Large-cap stocks have largely outperformed their small-cap peers over the last decade.
While large caps have been able to regain their place as market leaders in 2021, Jill Carey Hall, Bank of America’s head of small and mid-cap strategy, wrote in a recent note to clients that small caps are set for an era of outperformance.
Earnings growth for small-cap stocks is outpacing large caps in a major way, and Carey Hall now expects nearly 100% earnings growth for small caps in 2021 compared to roughly 35% for large caps. 2022 growth is also expected to be in the mid-teens for small-cap stocks vs. the low-teens for large caps.
Carey Hall also described the rising price-to-earnings (PE) multiples of large caps in comparison with small caps. The Russell 2000 recently fell to a forward PE ratio of just 17.7x, according to the analyst, while similar large and mid-cap indices have seen their price-to-earnings ratios rise of late.
On top of that, inflows into small-cap funds still pale in comparison to cumulative outflows from small-cap stocks since late 2013, when smaller stocks’ secular underperformance cycle began. Active funds remain “underallocated” to smaller stocks as well, Carey Hall said, leaving plenty of runway for growth.
However, it’s important to note that small-caps stocks aren’t cheap on a historical basis — they’re only cheap in comparison to their large-cap peers. According to Carey Hall, small caps trade above their historical norms for most common valuation metrics, with the exception of Enterprise Value/Free Cash Flow.

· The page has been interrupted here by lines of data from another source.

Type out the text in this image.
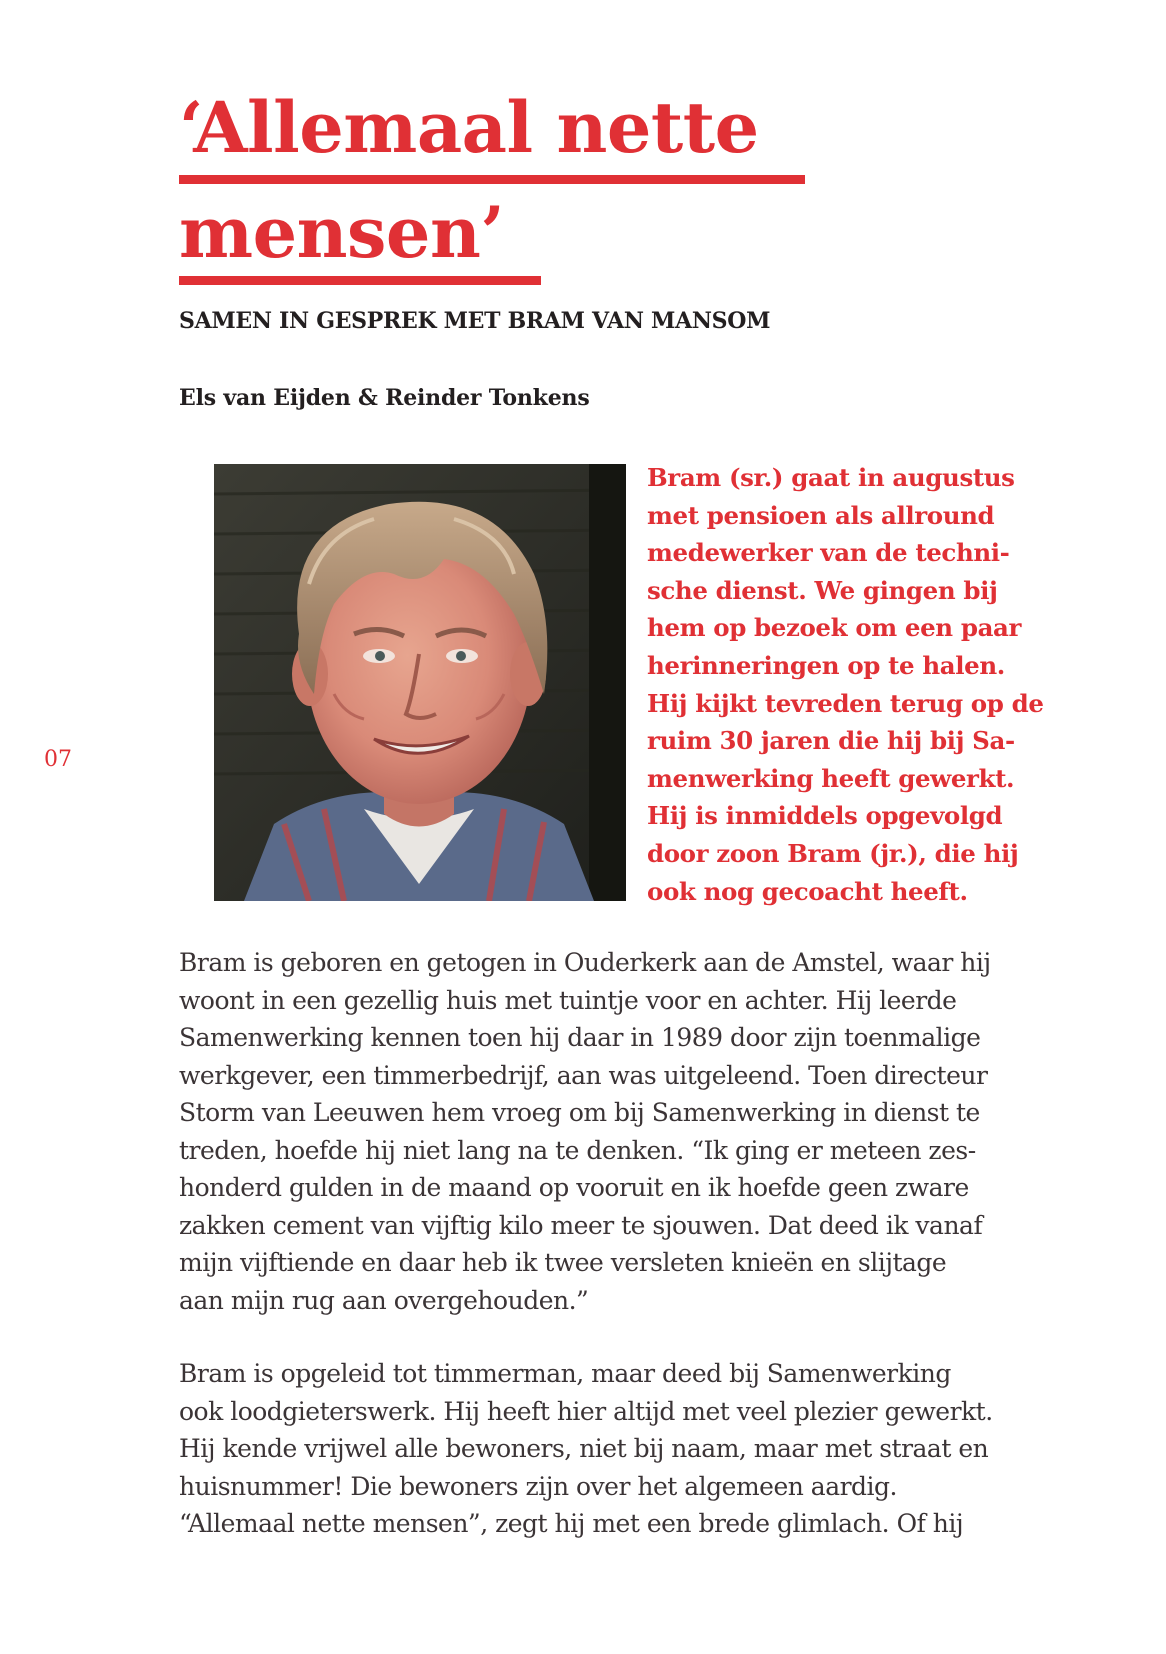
‘Allemaal nette
mensen’
SAMEN IN GESPREK MET BRAM VAN MANSOM
Els van Eijden & Reinder Tonkens
07
Bram (sr.) gaat in augustus
met pensioen als allround
medewerker van de techni-
sche dienst. We gingen bij
hem op bezoek om een paar
herinneringen op te halen.
Hij kijkt tevreden terug op de
ruim 30 jaren die hij bij Sa-
menwerking heeft gewerkt.
Hij is inmiddels opgevolgd
door zoon Bram (jr.), die hij
ook nog gecoacht heeft.
Bram is geboren en getogen in Ouderkerk aan de Amstel, waar hij
woont in een gezellig huis met tuintje voor en achter. Hij leerde
Samenwerking kennen toen hij daar in 1989 door zijn toenmalige
werkgever, een timmerbedrijf, aan was uitgeleend. Toen directeur
Storm van Leeuwen hem vroeg om bij Samenwerking in dienst te
treden, hoefde hij niet lang na te denken. “Ik ging er meteen zes-
honderd gulden in de maand op vooruit en ik hoefde geen zware
zakken cement van vijftig kilo meer te sjouwen. Dat deed ik vanaf
mijn vijftiende en daar heb ik twee versleten knieën en slijtage
aan mijn rug aan overgehouden.”
Bram is opgeleid tot timmerman, maar deed bij Samenwerking
ook loodgieterswerk. Hij heeft hier altijd met veel plezier gewerkt.
Hij kende vrijwel alle bewoners, niet bij naam, maar met straat en
huisnummer! Die bewoners zijn over het algemeen aardig.
“Allemaal nette mensen”, zegt hij met een brede glimlach. Of hij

In spite of this, small caps still present significant relative value, and while that value may not be a big draw to many growth-focused investors these days, according to Carey Hall it should be. In the chart below, the analyst illustrates how relative valuations create better returns, especially over longer time horizons.
The chart compares the correlation of relative forward price-to-earnings ratios to subsequent returns over various time horizons and clearly reveals the profitability that can come from finding stocks that trade at cheap valuations in relation to their peers.

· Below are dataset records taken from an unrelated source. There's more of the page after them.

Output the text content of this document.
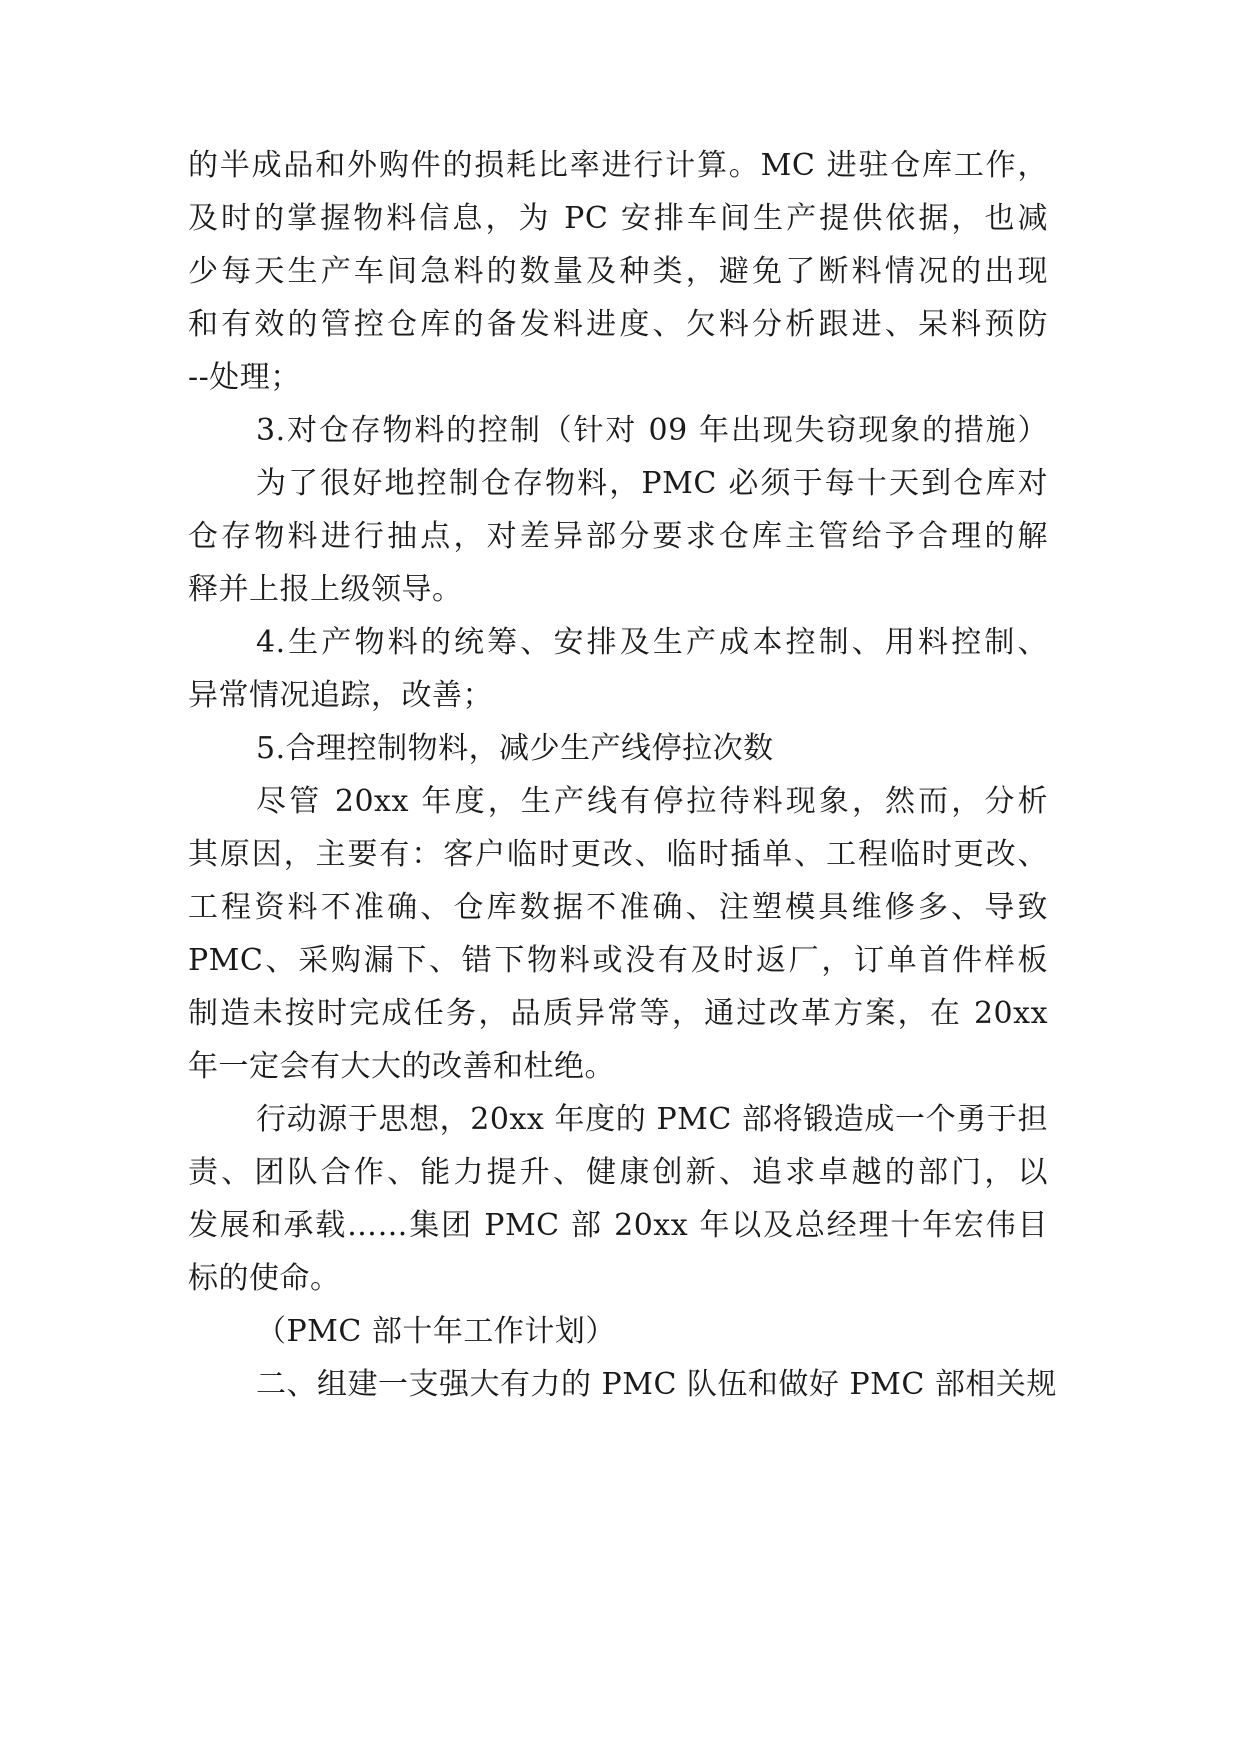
的半成品和外购件的损耗比率进行计算。MC 进驻仓库工作，
及时的掌握物料信息，为 PC 安排车间生产提供依据，也减
少每天生产车间急料的数量及种类，避免了断料情况的出现
和有效的管控仓库的备发料进度、欠料分析跟进、呆料预防
--处理；
3.对仓存物料的控制（针对 09 年出现失窃现象的措施）
为了很好地控制仓存物料，PMC 必须于每十天到仓库对
仓存物料进行抽点，对差异部分要求仓库主管给予合理的解
释并上报上级领导。
4.生产物料的统筹、安排及生产成本控制、用料控制、
异常情况追踪，改善；
5.合理控制物料，减少生产线停拉次数
尽管 20xx 年度，生产线有停拉待料现象，然而，分析
其原因，主要有：客户临时更改、临时插单、工程临时更改、
工程资料不准确、仓库数据不准确、注塑模具维修多、导致
PMC、采购漏下、错下物料或没有及时返厂，订单首件样板
制造未按时完成任务，品质异常等，通过改革方案，在 20xx
年一定会有大大的改善和杜绝。
行动源于思想，20xx 年度的 PMC 部将锻造成一个勇于担
责、团队合作、能力提升、健康创新、追求卓越的部门，以
发展和承载……集团 PMC 部 20xx 年以及总经理十年宏伟目
标的使命。
（PMC 部十年工作计划）
二、组建一支强大有力的 PMC 队伍和做好 PMC 部相关规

It’s evident being overweight small-cap stocks makes sense due to their earnings growth, relative value, and potential for major inflows, but which sectors present the most value?
Carey Hall and her team described three small-cap sectors that should have the most upside potential based on the quantitative metrics in her recent note to clients.
Those metrics include the number of positive analyst earnings estimate revisions each sector has received, which Carey Hall calls “one of the most alpha-generative small-cap factors.” The analysts also take into account the relative valuation of a sector compared to its historical averages, recent price momentum, and the net proportion of upgrades to downgrades in a sector by BofA research analysts, which has been found to be positively correlated with subsequent returns.
Using these metrics, Carey Hall found that cyclicals continue to dominate the quantitative rankings list, while defensive sectors like real estate, healthcare, and consumer staples rank at the bottom.
The top three sectors by quantitative rank include 1) Consumer Discretionary, 2) Energy, and 3) Financials.
While adding an ETF that mirrors the Russell 2000 index, like BlackRock’s iShares Russell 2000 ETF, might be alluring to those looking to gain exposure to small-cap stocks, taking a look at the sector weighting of the small-cap index should give savvy investors pause.
According to Siblis Research data, as of the end of 2020 only around 20% of the Russell 2000 index was made up of companies in the consumer discretionary, financials, or energy sectors, with financials (the lowest-ranked of the three) making up more than 75% that figure.
Investors might instead look to sector-specific small-cap ETFs like Invesco’s S&P Small-Cap Energy ETF, S&P Small-Cap Financials ETF, or S&P Small-Cap Consumer Discretionary ETF for a better proxy of Bank of America’s recommendations.